Does ownership of HHAs affect hospital stays?
Does ownership of HHAs affect hospital stays?
A new OIG report is raising more unpleasant questions about the relationship between hospitals and home health agencies. The puzzling report (OEI-02-94-00321) found that whether a hospital owns any HHAs affects how long patients stay at the hospital. In addition, DRGs also affect the length of hospital stays before patients are discharged to an HHA.
But curiously, the study found that it made no difference whether the hospital discharges the patient to an HHA that it owns. According to OIG, hospitals that own an HHA have an average length of stay of six days for all patients. Patients discharged to the hospital’s own HHA average 6.1 days in acute care. Hospitals that don’t own any HHAs have an average stay of seven days for all patients.
"This just muddies the waters," says AHA policy analyst Deborah Williams. OIG found no smoking gun which proves the government’s suspicion that hospitals are "double-dipping," Williams adds. That’s the practice where hospitals are paid for an inpatient stay that’s cut short, with the patient then transferred to an HHA that the hospital owns and for which it will receive a second payment.
Further adding to the puzzle is that OIG found a relationship between hospital stays and DRG. "Patients who had bowel procedures (DRG 148), joint replacements (DRG 209) and chronic obstructive pulmonary disease (DRG 88) and were discharged to a HHA from a hospital that owned one had shorter hospital stays," OIG says. "The differences were four days for bowel procedures and one day for joint replacement and pulmonary disease. Yet no differences were found for heart failure and shock (DRG 127), vascular procedures (DRG 478) and heart procedures (DRGs 105, 106 and 107). We might hypothesize that patients in these DRGs are less likely to be safely discharged early than patients in the other DRGs," the study notes.
Not coincidentally, the findings come as HCFA prepares to overhaul its prospective payment system (PPS) formula for some DRGs that involve the early discharge of patients to post-hospital settings, such as home health agencies. These cases will be treated as transfers rather than discharges, which means hospitals will receive less reimbursement for inpatient stays. Yet the study "does not lead me to any conclusions regarding policy changes," says Williams.
OIG, on the other hand, says its study buttresses data collected by other agencies. "According to the Prospective Payment Commission, the average length of a hospital stay for Medicare patients fell 13% between 1991 and 1994," notes the report. "During a similar period, the Commission found that the share of Medicare facility payments going to post-hospital care providers increased 15.5%."

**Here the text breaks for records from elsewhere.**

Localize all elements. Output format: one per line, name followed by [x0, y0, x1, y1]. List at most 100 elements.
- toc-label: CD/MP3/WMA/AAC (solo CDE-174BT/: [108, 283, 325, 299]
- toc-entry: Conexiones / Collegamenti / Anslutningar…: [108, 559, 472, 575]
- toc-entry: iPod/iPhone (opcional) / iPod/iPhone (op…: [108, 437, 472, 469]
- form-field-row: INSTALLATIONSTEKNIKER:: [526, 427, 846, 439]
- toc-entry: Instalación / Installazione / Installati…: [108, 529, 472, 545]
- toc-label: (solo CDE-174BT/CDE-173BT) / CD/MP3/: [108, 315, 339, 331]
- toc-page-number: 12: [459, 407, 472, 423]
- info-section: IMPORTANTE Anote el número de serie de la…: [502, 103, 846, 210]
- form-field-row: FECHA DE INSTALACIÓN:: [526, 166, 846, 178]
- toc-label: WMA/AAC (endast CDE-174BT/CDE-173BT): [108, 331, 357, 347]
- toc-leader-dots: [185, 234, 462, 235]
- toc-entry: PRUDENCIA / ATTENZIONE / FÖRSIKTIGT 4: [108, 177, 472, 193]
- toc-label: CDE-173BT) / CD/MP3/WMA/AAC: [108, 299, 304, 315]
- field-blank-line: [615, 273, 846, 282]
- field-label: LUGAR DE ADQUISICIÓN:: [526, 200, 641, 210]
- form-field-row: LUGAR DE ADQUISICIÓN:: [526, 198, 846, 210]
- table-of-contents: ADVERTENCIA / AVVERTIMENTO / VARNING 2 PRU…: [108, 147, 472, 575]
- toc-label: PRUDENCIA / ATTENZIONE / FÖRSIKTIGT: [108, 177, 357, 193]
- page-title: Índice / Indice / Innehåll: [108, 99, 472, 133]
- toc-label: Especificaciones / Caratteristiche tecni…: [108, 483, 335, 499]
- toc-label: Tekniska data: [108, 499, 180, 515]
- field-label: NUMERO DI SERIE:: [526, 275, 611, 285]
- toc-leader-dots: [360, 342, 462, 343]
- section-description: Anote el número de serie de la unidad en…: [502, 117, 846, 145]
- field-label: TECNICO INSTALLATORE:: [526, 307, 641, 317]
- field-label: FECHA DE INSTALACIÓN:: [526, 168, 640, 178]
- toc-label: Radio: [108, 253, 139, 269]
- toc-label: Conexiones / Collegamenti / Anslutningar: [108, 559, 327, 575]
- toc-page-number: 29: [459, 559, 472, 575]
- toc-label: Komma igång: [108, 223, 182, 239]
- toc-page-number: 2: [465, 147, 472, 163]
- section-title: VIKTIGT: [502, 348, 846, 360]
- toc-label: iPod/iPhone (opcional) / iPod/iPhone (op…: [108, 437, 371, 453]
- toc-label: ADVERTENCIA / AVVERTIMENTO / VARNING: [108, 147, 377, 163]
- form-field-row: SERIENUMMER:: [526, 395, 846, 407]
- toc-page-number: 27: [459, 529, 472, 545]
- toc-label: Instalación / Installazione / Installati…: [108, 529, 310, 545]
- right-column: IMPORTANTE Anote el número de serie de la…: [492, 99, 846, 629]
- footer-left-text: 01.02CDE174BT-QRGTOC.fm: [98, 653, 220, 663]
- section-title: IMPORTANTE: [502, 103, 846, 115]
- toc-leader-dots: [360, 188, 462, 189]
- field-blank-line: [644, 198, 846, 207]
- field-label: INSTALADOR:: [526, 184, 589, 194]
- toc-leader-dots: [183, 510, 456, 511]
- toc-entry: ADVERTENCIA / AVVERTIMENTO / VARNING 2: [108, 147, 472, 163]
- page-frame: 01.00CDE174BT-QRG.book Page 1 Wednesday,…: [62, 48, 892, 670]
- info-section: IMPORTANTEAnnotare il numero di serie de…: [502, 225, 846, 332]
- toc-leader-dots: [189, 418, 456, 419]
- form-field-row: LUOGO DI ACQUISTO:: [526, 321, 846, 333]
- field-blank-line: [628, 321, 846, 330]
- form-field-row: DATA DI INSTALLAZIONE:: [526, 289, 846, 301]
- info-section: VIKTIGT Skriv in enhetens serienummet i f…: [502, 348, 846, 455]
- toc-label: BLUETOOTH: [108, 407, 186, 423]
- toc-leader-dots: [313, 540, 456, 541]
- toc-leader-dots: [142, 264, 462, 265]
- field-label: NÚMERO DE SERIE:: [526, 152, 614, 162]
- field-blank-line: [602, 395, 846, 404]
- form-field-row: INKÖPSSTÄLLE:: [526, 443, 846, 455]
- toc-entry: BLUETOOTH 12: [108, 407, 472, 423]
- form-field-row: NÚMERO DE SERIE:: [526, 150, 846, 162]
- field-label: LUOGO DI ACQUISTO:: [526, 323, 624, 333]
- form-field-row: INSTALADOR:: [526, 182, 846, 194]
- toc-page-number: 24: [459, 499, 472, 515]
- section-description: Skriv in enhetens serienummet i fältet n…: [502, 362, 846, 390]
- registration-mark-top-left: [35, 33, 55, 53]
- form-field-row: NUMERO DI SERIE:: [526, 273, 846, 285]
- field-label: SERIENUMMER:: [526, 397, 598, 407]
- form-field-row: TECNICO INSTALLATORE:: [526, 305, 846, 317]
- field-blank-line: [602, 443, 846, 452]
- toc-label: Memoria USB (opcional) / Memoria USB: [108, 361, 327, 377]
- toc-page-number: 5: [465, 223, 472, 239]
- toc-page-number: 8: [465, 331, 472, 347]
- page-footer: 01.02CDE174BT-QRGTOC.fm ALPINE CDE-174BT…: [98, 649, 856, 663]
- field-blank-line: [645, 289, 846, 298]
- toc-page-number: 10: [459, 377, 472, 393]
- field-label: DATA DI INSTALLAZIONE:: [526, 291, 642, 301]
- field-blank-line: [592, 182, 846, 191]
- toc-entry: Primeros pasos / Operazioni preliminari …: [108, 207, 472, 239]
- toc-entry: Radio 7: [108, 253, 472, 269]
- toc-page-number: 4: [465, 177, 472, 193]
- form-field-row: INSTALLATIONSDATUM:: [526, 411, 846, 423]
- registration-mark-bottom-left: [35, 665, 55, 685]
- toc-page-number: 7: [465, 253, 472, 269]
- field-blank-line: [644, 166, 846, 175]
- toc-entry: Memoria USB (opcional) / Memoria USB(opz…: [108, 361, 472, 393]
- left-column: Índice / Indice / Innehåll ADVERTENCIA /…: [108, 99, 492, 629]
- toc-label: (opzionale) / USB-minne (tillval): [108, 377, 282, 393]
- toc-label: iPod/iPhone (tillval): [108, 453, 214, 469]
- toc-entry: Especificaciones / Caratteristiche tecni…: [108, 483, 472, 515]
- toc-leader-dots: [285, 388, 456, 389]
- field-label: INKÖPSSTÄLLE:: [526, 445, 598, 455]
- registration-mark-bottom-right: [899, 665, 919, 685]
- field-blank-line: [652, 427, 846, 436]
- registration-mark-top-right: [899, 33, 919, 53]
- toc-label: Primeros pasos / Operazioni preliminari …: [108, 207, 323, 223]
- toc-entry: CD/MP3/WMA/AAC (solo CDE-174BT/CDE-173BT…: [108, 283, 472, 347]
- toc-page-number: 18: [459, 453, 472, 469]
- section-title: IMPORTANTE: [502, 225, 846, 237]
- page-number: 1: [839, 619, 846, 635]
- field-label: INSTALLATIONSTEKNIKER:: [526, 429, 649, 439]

OIG also cites a Prospective Payment Assessment Commission analysis that found that patients discharged "from hospitals with a skilled nursing facility (SNF) were 24% more likely to use a SNF than patients whose hospitalization was in a facility without a SNF."
Yet HCFA rejects OIG’s recommendation that hospital ownership plays a role when the agency determines which DRGs will be included in the new transfer reimbursement system.
"HCFA agrees that they should continue to monitor the data to understand the effect of hospital ownership on post-acute patient referral patterns, but they are not prepared to use hospital ownership as a factor when selecting DRGs to be covered under the new transfer provision," says OIG. "We agree that hospital ownership is only one variable among others that HCFA should continue to monitor to better understand the effect of hospital ownership on post-acute referral patterns."